In the next four years with the Inverell stable, Newcastle Dancer won nine more times and ran countless placings, recording victories at Inverell (3), Talmoi, Goondiwindi, Mungindi, Barraba, Texas and Armidale.
"I trained for a bloke who bought him, he had something like 14 or 15 starts for a win or two when I got him, and I trained him and gave him half a dozen starts and the owner said 'no, no, no, he's not what we are looking for'," Payne explained.
"I liked him, so I paid $1000 for him and haven't looked back because he is just a tough horse that loves running."
Payne said watching Newcastle Dancer win at his last run was as pleasing as it gets being a country trainer and he admitted retirement would be tough on both parties.
"It was pretty emotional and there was a tear in my eye when he straightened up and he put four (lengths) on them pretty quick," Payne said.
"It's a sad day, but he has been in work for nearly two years and that's what makes it so hard retiring him; he loves it, he stands in the corner and sulks when he is not in work, but it was time."
Now, Newcastle Dancer will live the life of a family pony, spending his days taking Payne's children, Rylie and Beau, on rides across the family farm and on the boundary of the National Park.

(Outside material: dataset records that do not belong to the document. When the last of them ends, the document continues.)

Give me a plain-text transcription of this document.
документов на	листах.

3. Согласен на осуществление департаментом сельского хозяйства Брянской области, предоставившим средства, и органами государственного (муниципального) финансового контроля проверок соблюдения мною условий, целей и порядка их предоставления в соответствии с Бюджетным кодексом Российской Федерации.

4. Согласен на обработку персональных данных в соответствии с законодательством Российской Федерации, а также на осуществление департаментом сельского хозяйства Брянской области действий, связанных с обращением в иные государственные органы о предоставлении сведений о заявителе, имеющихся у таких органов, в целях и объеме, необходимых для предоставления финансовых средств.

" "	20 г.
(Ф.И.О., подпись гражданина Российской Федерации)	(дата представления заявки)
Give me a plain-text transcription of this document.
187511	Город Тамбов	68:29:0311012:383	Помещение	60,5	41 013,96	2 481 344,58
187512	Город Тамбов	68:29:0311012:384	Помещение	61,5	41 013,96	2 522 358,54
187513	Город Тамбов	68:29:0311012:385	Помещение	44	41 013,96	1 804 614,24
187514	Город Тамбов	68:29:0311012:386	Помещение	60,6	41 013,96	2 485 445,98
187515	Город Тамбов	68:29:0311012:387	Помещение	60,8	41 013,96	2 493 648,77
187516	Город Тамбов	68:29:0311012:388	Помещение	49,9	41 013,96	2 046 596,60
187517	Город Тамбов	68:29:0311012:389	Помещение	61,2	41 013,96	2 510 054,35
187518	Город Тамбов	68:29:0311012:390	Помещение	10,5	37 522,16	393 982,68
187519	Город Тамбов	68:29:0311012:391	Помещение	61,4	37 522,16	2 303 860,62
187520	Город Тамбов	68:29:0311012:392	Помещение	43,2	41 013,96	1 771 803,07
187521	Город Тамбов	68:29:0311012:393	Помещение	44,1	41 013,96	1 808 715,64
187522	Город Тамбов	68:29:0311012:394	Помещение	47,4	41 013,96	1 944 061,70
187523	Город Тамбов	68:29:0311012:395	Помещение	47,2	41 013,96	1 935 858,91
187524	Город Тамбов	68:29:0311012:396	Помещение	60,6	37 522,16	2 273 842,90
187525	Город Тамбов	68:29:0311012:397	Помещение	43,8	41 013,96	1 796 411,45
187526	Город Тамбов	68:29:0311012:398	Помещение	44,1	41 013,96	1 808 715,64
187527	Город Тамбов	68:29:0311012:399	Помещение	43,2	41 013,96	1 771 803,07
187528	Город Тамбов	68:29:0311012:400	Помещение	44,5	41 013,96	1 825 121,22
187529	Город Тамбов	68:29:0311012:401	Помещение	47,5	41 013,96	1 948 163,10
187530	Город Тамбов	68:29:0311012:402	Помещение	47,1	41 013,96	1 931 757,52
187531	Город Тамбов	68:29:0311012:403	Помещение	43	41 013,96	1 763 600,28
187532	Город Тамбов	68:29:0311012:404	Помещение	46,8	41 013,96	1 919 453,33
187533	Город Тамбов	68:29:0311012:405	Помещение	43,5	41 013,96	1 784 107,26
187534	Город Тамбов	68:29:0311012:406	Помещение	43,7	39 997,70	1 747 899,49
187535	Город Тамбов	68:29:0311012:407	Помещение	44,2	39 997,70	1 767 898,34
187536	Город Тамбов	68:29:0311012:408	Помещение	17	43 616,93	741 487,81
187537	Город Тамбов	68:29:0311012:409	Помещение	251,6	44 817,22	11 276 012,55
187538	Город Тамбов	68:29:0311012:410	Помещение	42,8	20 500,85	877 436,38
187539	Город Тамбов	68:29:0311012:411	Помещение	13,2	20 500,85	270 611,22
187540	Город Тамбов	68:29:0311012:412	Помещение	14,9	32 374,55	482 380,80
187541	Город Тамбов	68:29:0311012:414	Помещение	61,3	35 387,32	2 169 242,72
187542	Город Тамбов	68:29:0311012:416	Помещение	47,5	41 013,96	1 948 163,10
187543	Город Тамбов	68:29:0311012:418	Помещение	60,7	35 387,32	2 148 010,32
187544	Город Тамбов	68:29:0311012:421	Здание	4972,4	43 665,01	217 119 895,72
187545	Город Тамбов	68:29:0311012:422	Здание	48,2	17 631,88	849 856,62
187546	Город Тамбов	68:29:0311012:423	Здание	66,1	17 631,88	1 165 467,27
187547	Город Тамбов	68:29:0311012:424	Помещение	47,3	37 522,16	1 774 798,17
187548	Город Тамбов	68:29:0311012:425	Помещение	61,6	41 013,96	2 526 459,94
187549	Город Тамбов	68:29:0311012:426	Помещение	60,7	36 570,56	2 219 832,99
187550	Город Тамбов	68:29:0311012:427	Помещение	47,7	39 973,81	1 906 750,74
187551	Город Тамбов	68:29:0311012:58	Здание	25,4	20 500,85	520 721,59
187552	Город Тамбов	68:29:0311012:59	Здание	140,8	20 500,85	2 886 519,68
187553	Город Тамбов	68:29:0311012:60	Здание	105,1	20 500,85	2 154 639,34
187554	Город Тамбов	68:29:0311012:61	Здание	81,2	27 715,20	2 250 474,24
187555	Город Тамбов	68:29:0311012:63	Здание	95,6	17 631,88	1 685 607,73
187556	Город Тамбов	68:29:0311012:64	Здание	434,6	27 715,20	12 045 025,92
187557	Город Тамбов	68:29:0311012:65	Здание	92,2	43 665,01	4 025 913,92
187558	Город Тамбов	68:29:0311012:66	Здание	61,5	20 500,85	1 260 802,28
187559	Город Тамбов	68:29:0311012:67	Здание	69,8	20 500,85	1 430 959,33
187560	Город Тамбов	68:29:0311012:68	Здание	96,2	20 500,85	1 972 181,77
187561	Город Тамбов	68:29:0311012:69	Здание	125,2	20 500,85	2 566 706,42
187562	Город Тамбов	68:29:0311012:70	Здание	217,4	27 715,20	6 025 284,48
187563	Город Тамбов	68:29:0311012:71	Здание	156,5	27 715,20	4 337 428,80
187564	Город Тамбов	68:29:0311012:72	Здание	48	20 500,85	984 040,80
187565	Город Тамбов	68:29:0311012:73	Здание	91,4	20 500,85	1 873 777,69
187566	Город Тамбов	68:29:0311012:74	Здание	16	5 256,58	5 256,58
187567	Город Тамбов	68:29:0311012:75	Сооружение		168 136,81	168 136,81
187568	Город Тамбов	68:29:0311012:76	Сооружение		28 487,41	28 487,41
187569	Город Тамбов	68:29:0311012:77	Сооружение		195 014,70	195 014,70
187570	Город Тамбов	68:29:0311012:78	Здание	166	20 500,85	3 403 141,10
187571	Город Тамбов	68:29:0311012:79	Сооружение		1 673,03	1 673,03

"He is a lovely horse and part of the family, and he will never go anywhere," Payne said.
"He goes over the jumps. The kids, they hack him around the paddock and love riding him.
"Plus, we are right on the edge of the National Park, so they go on these 6km trail rides on him and others we have down to the waterfall."
Newcastle Dancer's absence from the track might take the Inverell stable some time to get used to, but it helps that their team is in good form, with Hey Wayne also winning recently when breaking his maiden at Armidale on October 7.
The lightly raced five-year-old was in action at Grafton on Tuesday, contesting the 1106m Class One Handicap, while Trogir is coming off a good Armidale trial win and will race at Armidale on Saturday in the 1100m Benchmark 50 Handicap.
Payne said it was an exciting time for him, his partner Kyia Bodsworth, and their family, after moving to a new property just out of Inverell.
"It's good. We've just bought this place. We are in the process of buildng a bigger set of stables because the horses are a lot happier away from everything, where they can just be horses," Payne said.
"We hope to have most of them in work out here down the track."